De inspecties hebben betrekking op:
- tal van aspecten inzake milieubescherming,
- operationele kwesties,
- demilitariseringskwesties.
Om de inspecties te vergemakkelijken, stelt de ATCM een reeks niet bindende lijsten van controles voor die betrekking hebben op verschillende installaties en beschermde gebieden. De laatste jaren werd het merendeel van de inspecties uitgevoerd door verschillende samenwerkende landen.
In 2012-2013, werd het Princes Elisabethstation geïnspecteerd door een Russisch-Amerikaanse missie en een Duit-Deense missie.
Wetenschappelijke activiteiten
Wetenschappelijk onderzoek is de belangrijkste activiteit op Antarctica.

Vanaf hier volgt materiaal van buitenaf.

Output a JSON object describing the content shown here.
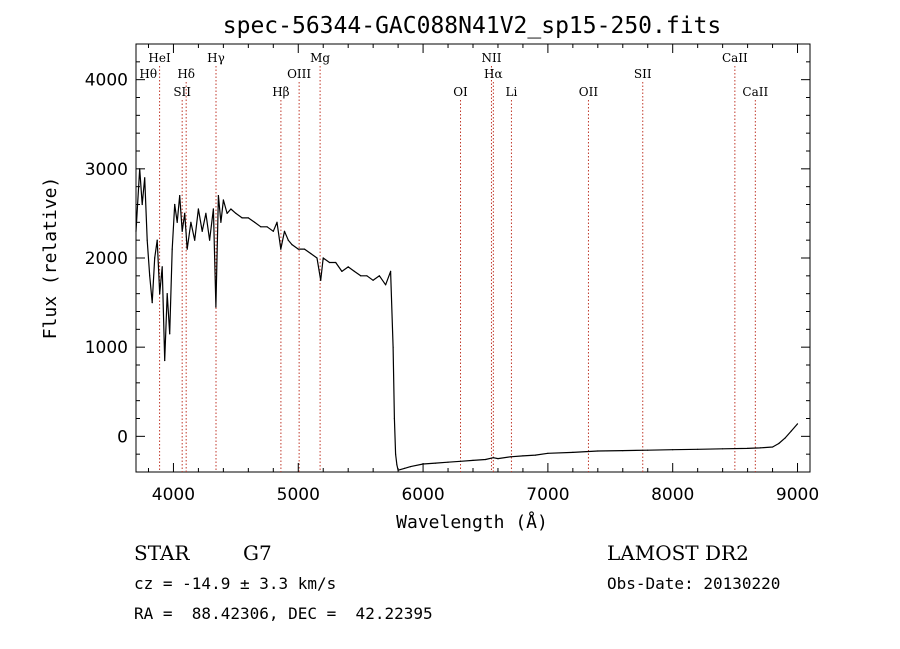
{
  "chart_data": {
    "type": "line",
    "title": "spec-56344-GAC088N41V2_sp15-250.fits",
    "xlabel": "Wavelength (Å)",
    "ylabel": "Flux (relative)",
    "xlim": [
      3700,
      9100
    ],
    "ylim": [
      -400,
      4400
    ],
    "grid": false,
    "x_ticks": [
      4000,
      5000,
      6000,
      7000,
      8000,
      9000
    ],
    "y_ticks": [
      0,
      1000,
      2000,
      3000,
      4000
    ],
    "series": [
      {
        "color": "#000000",
        "x": [
          3700,
          3730,
          3750,
          3770,
          3790,
          3810,
          3830,
          3850,
          3870,
          3890,
          3910,
          3930,
          3950,
          3970,
          3990,
          4010,
          4030,
          4050,
          4070,
          4090,
          4110,
          4140,
          4170,
          4200,
          4230,
          4260,
          4290,
          4320,
          4340,
          4360,
          4380,
          4400,
          4430,
          4460,
          4500,
          4550,
          4600,
          4650,
          4700,
          4750,
          4800,
          4830,
          4860,
          4890,
          4920,
          4950,
          5000,
          5050,
          5100,
          5150,
          5180,
          5200,
          5250,
          5300,
          5350,
          5400,
          5450,
          5500,
          5550,
          5600,
          5650,
          5700,
          5740,
          5760,
          5770,
          5780,
          5790,
          5800,
          5850,
          5900,
          6000,
          6100,
          6200,
          6300,
          6400,
          6500,
          6563,
          6600,
          6700,
          6800,
          6900,
          7000,
          7200,
          7400,
          7600,
          7800,
          8000,
          8200,
          8400,
          8600,
          8700,
          8800,
          8850,
          8900,
          8950,
          9000
        ],
        "values": [
          2300,
          3000,
          2600,
          2900,
          2200,
          1800,
          1500,
          2000,
          2200,
          1600,
          1900,
          850,
          1600,
          1150,
          2100,
          2600,
          2400,
          2700,
          2300,
          2500,
          2100,
          2400,
          2200,
          2550,
          2300,
          2500,
          2200,
          2550,
          1450,
          2700,
          2400,
          2650,
          2500,
          2550,
          2500,
          2450,
          2450,
          2400,
          2350,
          2350,
          2300,
          2400,
          2100,
          2300,
          2200,
          2150,
          2100,
          2100,
          2050,
          2000,
          1750,
          2000,
          1950,
          1950,
          1850,
          1900,
          1850,
          1800,
          1800,
          1750,
          1800,
          1700,
          1850,
          1000,
          200,
          -200,
          -320,
          -380,
          -360,
          -340,
          -310,
          -300,
          -290,
          -280,
          -270,
          -260,
          -240,
          -250,
          -230,
          -220,
          -210,
          -190,
          -180,
          -165,
          -160,
          -155,
          -150,
          -145,
          -140,
          -135,
          -130,
          -120,
          -80,
          -20,
          60,
          140
        ]
      }
    ],
    "line_ids": [
      {
        "label": "Hθ",
        "x": 3798,
        "row": 2,
        "line": false
      },
      {
        "label": "HeI",
        "x": 3889,
        "row": 1,
        "line": true
      },
      {
        "label": "Hδ",
        "x": 4102,
        "row": 2,
        "line": true
      },
      {
        "label": "SII",
        "x": 4070,
        "row": 3,
        "line": true
      },
      {
        "label": "Hγ",
        "x": 4341,
        "row": 1,
        "line": true
      },
      {
        "label": "Hβ",
        "x": 4861,
        "row": 3,
        "line": true
      },
      {
        "label": "OIII",
        "x": 5007,
        "row": 2,
        "line": true
      },
      {
        "label": "Mg",
        "x": 5175,
        "row": 1,
        "line": true
      },
      {
        "label": "OI",
        "x": 6300,
        "row": 3,
        "line": true
      },
      {
        "label": "NII",
        "x": 6548,
        "row": 1,
        "line": true
      },
      {
        "label": "Hα",
        "x": 6563,
        "row": 2,
        "line": true
      },
      {
        "label": "Li",
        "x": 6708,
        "row": 3,
        "line": true
      },
      {
        "label": "OII",
        "x": 7325,
        "row": 3,
        "line": true
      },
      {
        "label": "SII",
        "x": 7760,
        "row": 2,
        "line": true
      },
      {
        "label": "CaII",
        "x": 8498,
        "row": 1,
        "line": true
      },
      {
        "label": "CaII",
        "x": 8662,
        "row": 3,
        "line": true
      }
    ],
    "line_color": "#c0392b"
  },
  "info": {
    "object_class": "STAR",
    "subclass": "G7",
    "survey": "LAMOST DR2",
    "cz": "cz = -14.9 ± 3.3 km/s",
    "obs_date": "Obs-Date: 20130220",
    "coords": "RA =  88.42306, DEC =  42.22395"
  }
}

Zowel het Antarcticaverdrag als het Protocol betreffende de bescherming van het milieu benadrukken het belang van de wetenschap en van de wetenschappelijke samenwerking binnen het systeem van het Antarcticaverdrag.
Dankzij het wetenschappelijk onderzoek op Antarctica kon er grote vooruitgang worden geboekt, denken we maar aan de ontdekking van het gat in de ozonlaag (1985) en de reconstructie van de klimaatgegevens over honderdduizenden jaren.
De ATCM heeft, op basis van deskundige adviezen van het Scientific Committee on Antarctic Research (SCAR) en van de Council of Managers of National Antarctic Programs (COMNAP), een groot aantal maatregelen goedgekeurd over de wetenschappelijke samenwerking. Ze regelt operationele kwesties zoals de telecommunicatie, de meteorologie, het transport, enz., die zeer belangrijk zijn voor de onderzoeksprogramma’s op Antarctica.
Toerisme
Sinds de eerste handelsexpedities in de jaren 50, kende het maritieme toerisme en het luchtvaarttoerisme een constante opmars. Het totale aantal toeristen dat Antarctica bezocht bedroeg in 2007-2008 zo’n 46.000, om dan te dalen tot 26.000 in 2011-2012 en zich te stabiliseren op 44.000 in 2016-2017. De grote meerderheid van deze toeristen begeven zich aan boord van schepen naar het Antarctisch schiereiland, een regio die men in enkele dagen kan bereiken vanuit Zuid-Amerika.
De ATCM heeft in 1994 richtlijnen opgesteld voor toeristische expedities. In 2004 werden daar nog nieuwe richtlijnen in verband met de noodplannen, de verzekeringen, enz. aan toegevoegd. De ATCM eist ook dat toeristische expedities een verslag over hun bezoek moeten voorleggen.
De ATCM bepaalt ook specifieke richtlijnen voor de meest bezochte sites door toeristen. Deze richtlijnen geven onder meer praktische tips voor de touroperators, bijvoorbeeld over de manier waarop ze de bezoeken aan deze sites moeten organiseren, rekening houdend met de ecologische waarde ervan.
Het merendeel van de touroperators die actief zijn op Antarctica zijn lid van de Internationale Vereniging van Antarctica-touroperators (IAATO), die deel uitmaakt van de ATCM als genodigde expert.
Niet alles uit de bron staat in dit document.